Chilean President Boric unveils economic recovery plan
Chile's president Gabriel Boric announced an economic recovery plan worth US$3.7 billion that envisages the creation of half a million jobs.
Chile's new leftist president, Gabriel Boric, whose election in December was met with market scepticism, announced an economic recovery plan worth US$3.7 billion Thursday that envisages the creation of half a million jobs.
The millennial leader also promised a freeze on public transport ticket prices whose increase sparked protests in 2019 against economic hardship and deep-rooted social inequality.
With the Chilean economy showing signs of a slowdown after rebounding in 2021 on the back of the worst phase of the pandemic, Boric announced a plan he called "Active Chile."
"We know that this recovery plan is just a start," he said in the capital Santiago. "Big changes are not achieved overnight, and to be sustainable over time, they must be responsibly implemented."
Some US$1.3 billion will be dispersed directly to families in need, US$1.4 billion will go towards job creation, and another billion to propping up small and medium enterprises, Boric announced.
Chile's unemployment rate is 7.5 percent.
The plan's freeze on public transport prices applies to sales in the year 2022 and comes despite global fuel price rises.
Boric had campaigned on a promise to install a "welfare state" in Chile, one of the world's most socially unequal nations. He pledged after his election to "expand social rights" but to do so with "fiscal responsibility."
"We will do it protecting our macro-economy," he said at the time.

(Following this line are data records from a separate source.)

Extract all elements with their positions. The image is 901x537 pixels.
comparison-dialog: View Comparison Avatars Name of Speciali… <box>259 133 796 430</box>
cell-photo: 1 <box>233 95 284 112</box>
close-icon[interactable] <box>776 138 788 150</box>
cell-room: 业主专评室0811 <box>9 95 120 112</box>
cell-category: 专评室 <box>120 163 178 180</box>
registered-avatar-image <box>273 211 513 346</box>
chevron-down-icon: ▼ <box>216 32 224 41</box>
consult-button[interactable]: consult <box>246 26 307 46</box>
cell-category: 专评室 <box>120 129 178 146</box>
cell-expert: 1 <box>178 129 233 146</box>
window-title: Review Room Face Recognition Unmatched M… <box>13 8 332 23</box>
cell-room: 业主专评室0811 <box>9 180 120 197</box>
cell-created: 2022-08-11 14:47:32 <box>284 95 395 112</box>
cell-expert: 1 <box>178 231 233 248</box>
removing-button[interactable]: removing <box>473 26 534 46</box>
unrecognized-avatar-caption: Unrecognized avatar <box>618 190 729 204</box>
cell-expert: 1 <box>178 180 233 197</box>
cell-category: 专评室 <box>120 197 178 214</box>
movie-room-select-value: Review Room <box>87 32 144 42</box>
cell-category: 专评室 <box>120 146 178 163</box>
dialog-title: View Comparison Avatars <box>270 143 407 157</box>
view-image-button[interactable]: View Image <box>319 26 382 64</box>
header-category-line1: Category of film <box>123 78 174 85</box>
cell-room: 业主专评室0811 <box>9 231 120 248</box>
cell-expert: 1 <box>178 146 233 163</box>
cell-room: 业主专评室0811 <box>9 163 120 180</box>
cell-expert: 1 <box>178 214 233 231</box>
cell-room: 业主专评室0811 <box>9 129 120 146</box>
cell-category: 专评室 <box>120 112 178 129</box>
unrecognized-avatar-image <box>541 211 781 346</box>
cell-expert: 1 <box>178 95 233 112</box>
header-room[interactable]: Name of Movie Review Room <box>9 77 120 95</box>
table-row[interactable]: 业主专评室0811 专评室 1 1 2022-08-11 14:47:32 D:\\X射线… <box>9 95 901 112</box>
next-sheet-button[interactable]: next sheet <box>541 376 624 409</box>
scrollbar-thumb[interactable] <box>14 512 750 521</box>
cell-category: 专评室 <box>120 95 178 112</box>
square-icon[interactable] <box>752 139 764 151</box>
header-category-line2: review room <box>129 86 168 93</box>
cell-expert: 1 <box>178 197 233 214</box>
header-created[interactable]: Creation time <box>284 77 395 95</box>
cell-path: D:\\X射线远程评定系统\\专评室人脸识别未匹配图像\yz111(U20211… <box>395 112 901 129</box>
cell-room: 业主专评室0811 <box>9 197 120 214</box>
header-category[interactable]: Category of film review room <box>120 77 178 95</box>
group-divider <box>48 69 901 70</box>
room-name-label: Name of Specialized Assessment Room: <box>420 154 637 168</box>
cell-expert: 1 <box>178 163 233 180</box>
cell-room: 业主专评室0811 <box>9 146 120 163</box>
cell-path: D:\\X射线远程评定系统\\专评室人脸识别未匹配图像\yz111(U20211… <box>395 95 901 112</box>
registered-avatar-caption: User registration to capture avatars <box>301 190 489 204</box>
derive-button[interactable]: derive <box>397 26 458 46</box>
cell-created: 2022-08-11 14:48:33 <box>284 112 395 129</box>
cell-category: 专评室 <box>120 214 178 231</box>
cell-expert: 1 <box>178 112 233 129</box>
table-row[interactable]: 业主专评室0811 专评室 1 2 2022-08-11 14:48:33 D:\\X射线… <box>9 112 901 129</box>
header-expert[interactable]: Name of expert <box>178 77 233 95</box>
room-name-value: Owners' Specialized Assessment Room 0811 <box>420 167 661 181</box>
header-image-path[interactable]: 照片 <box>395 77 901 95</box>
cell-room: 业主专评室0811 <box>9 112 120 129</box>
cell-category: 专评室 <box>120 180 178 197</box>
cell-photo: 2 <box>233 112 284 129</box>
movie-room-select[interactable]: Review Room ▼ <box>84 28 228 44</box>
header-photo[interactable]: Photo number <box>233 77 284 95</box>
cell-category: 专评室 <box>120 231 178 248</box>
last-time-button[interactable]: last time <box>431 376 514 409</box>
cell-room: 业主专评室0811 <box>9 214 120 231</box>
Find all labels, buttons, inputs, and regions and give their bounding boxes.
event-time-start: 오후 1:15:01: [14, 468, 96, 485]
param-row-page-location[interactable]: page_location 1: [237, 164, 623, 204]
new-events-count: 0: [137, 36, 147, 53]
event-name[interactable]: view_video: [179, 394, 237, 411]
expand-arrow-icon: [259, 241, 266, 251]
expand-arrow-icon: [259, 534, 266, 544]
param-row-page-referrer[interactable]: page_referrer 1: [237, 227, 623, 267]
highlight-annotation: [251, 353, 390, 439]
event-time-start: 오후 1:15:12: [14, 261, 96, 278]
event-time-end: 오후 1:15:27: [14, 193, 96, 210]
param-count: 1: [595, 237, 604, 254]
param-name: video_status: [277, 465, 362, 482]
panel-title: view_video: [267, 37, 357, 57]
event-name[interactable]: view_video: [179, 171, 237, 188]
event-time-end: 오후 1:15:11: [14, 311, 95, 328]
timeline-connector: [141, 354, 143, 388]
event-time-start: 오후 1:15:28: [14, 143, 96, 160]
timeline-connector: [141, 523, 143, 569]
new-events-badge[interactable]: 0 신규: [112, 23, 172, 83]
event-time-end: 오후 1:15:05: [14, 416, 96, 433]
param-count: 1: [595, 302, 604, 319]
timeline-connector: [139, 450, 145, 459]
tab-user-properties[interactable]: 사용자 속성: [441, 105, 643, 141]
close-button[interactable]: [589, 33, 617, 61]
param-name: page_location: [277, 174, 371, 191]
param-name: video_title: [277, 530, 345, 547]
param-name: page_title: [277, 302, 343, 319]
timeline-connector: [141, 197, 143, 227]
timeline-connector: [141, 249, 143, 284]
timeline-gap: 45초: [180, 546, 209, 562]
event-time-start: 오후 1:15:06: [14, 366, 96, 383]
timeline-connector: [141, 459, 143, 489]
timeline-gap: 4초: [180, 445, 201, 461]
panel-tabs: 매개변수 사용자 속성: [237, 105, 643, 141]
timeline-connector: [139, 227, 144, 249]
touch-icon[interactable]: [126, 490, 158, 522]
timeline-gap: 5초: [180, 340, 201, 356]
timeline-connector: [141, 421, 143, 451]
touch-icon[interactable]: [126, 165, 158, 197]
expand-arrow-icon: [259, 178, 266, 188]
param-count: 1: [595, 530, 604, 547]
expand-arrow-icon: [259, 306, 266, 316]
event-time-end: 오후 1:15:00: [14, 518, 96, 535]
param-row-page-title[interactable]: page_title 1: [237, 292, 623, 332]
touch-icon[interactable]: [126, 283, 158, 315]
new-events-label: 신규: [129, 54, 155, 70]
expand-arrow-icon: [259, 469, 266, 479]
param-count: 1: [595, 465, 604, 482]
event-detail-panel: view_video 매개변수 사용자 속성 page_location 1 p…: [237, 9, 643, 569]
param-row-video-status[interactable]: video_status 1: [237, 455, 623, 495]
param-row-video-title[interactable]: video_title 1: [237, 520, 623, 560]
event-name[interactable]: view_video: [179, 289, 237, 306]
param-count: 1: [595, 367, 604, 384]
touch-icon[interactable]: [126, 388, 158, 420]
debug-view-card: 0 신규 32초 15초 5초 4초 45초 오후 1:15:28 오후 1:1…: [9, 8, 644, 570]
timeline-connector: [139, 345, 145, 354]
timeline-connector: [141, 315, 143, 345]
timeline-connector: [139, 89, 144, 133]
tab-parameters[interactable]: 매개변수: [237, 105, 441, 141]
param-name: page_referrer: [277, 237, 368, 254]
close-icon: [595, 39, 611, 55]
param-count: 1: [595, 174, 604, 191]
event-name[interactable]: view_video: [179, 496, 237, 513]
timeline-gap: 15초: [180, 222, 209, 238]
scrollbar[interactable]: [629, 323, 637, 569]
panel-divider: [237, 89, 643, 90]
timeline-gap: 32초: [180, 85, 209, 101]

The Santiago Stock Exchange closed 6.18 percent lower on Boric's win over neoliberal rival José Antonio Kast, and the Chilean peso plummeted to a historic low to the US dollar.
Chile's GDP grew 11.7 percent in 2021, spurred by government grants amounting to some US$3 billion to stimulate a pandemic-ravaged economy and individual withdrawals from private pension funds totalling US$50 billion.
The spending boost triggered inflation, which is expected to reach 10 percent by mid-2022. Last week, the Central Bank reduced growth projections for 2022.